Jos University Teaching Hospital

Jos University Teaching Hospital

The Management of the Jos University Teaching Hospital (JUTH), has threatened to stop the feeding of in-patients if complaints against the gesture persisted.

The Chief Medical Director (CMD), Prof. Edmund Banwat, in Jos, on Wednesday, said that the initiative, which was heavily subsidised by the hospital, might stop, if patients were not appreciative.

He said, “we see the feeding of in-patients as a social service, which we run at a heavy loss; as a specialist hospital with referral cases, we know that feeding form part of the patients’ management therapy.

“We subsidise the feeding, as we charge N100 for breakfast and N150 for lunch and super each.

“Our desire is to ensure that patients are fed with food rich in the required nutrients that are crucial to their recovery process, as prescribed by the physicians.

“We expect the patients to cooperate with us and appreciate this gesture and not complaints from people; alleging that we are forcing people to pay for food they do not want to eat.

“We have tried to educate them but we may be forced to review the gesture if the complaints persist”.

He expressed surprise on the allegation that diabetic patients were being forced to eat carbohydrates, stressing that it was the physicians’ instructions that determined the meals.

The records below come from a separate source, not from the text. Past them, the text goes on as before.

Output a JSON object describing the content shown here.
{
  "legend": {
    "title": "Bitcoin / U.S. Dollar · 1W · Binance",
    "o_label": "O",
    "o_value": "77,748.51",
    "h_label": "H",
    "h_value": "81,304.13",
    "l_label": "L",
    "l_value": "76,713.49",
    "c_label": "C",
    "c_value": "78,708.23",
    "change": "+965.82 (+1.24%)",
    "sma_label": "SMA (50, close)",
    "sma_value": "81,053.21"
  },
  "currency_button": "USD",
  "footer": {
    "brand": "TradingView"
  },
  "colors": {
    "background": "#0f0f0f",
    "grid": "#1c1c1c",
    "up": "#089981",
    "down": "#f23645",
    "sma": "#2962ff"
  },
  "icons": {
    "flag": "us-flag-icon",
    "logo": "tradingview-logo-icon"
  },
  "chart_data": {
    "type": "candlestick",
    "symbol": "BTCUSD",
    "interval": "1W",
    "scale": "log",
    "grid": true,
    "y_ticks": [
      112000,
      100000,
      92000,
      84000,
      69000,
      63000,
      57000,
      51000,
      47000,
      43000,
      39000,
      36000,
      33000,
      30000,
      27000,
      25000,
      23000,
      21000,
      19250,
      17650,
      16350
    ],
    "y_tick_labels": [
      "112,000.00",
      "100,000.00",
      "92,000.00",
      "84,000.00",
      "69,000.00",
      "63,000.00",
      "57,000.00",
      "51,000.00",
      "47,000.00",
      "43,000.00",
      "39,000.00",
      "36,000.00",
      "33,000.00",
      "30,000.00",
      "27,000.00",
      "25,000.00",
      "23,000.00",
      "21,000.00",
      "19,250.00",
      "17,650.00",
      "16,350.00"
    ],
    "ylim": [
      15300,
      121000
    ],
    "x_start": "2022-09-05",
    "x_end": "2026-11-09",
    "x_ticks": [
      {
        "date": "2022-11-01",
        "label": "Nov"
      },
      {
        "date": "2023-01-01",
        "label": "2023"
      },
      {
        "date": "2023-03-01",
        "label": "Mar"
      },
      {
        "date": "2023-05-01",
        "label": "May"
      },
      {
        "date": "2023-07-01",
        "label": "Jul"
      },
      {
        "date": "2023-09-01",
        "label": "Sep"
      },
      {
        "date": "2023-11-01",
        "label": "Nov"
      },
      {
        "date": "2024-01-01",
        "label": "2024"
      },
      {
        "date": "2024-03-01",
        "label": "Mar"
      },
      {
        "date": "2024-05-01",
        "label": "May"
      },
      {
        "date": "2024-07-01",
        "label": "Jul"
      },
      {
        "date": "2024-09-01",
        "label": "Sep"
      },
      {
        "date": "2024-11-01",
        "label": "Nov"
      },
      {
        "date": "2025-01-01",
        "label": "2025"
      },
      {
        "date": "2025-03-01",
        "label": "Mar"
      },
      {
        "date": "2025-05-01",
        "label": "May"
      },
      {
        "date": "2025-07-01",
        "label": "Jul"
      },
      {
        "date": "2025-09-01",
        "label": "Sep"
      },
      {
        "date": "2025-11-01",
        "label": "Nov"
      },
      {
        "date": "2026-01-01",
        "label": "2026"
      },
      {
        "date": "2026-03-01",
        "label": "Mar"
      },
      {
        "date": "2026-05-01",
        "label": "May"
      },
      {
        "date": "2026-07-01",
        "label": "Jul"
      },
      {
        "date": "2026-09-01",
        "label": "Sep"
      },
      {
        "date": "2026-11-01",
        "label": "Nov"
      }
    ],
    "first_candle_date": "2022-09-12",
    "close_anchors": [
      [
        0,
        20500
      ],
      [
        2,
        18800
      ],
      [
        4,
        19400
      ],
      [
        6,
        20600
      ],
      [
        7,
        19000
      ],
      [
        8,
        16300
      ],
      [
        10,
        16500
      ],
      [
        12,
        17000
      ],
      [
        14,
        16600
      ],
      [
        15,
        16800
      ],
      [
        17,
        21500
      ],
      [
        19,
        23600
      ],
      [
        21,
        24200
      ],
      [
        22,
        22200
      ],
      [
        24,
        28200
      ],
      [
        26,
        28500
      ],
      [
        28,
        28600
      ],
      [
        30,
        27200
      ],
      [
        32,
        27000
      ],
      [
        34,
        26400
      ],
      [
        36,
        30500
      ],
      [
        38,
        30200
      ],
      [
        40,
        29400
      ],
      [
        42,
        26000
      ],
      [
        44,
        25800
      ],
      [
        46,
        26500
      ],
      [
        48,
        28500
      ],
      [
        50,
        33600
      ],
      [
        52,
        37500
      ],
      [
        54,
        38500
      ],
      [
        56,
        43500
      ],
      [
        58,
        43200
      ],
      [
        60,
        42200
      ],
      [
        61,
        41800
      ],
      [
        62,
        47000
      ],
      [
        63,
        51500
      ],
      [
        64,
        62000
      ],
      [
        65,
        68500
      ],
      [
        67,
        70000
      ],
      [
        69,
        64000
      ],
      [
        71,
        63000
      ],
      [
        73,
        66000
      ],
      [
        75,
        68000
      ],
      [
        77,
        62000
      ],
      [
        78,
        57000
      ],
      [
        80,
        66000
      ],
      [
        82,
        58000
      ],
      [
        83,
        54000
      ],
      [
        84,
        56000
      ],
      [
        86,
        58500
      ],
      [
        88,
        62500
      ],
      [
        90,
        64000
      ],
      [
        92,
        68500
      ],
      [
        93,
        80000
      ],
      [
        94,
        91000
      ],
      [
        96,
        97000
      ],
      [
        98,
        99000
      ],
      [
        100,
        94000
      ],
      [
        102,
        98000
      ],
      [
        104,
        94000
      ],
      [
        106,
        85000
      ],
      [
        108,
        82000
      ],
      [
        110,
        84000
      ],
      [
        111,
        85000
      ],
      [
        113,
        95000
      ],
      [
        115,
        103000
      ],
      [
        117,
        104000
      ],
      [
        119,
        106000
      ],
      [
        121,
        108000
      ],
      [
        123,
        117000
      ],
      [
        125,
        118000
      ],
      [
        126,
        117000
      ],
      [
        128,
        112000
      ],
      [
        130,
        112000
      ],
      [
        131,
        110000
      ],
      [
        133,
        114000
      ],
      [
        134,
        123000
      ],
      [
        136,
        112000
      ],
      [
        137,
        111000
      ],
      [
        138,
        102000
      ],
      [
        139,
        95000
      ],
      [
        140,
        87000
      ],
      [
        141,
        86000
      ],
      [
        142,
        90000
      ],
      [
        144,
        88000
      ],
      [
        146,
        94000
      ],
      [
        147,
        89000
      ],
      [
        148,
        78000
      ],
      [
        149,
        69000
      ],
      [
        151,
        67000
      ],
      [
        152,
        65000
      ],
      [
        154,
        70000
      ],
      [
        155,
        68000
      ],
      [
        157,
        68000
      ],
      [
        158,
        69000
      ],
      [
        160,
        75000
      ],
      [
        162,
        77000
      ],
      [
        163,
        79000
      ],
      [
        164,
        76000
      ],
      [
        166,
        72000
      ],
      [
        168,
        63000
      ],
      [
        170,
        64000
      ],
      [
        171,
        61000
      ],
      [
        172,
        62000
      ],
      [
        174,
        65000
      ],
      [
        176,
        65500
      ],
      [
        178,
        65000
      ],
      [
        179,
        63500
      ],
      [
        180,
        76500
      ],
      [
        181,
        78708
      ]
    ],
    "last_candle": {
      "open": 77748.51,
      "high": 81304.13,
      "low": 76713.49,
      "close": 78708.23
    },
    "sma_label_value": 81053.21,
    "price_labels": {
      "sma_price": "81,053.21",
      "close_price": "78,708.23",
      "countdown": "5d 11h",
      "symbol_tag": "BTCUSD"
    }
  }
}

Banwat said the programme was even of advantage to the patients’ relations, since JUTH was far from Jos city centre, saying that it would save them the cost of bringing food to patients from the town everyday.

“The feeding has also helped to minimise cases in which, relations of patients turned all corners of JUTH into cooking points that caused smoke to spread all over the place,” he said.

Corroborating Banwat, Sir Michel Odi, the JUTH’s Chief Catering Officer, said that the feeding of patients used to be free until the outfit became a teaching hospital.

He explained that “as a specialist hospital, feeding is part of the therapy and one crucial way of managing patients on admission.

“The doctors determine what constitutes the meals of patients. They decide whether or not the meals should contain high protein, low salt, carbohydrate, sugar, starch.

“We, therefore, insist that patients should pay for the food while depositing money for drugs and beds but some patients oppose such policy, insisting that, “we cannot force them to eat here.

“But we have a duty to manage them; since they are here, they should subject themselves to the rule in their own interest,” he said.

On diabetic patients, Odi said that dieticians usually review their cases to determine the quantity of carbohydrates or protein permissible in their meals.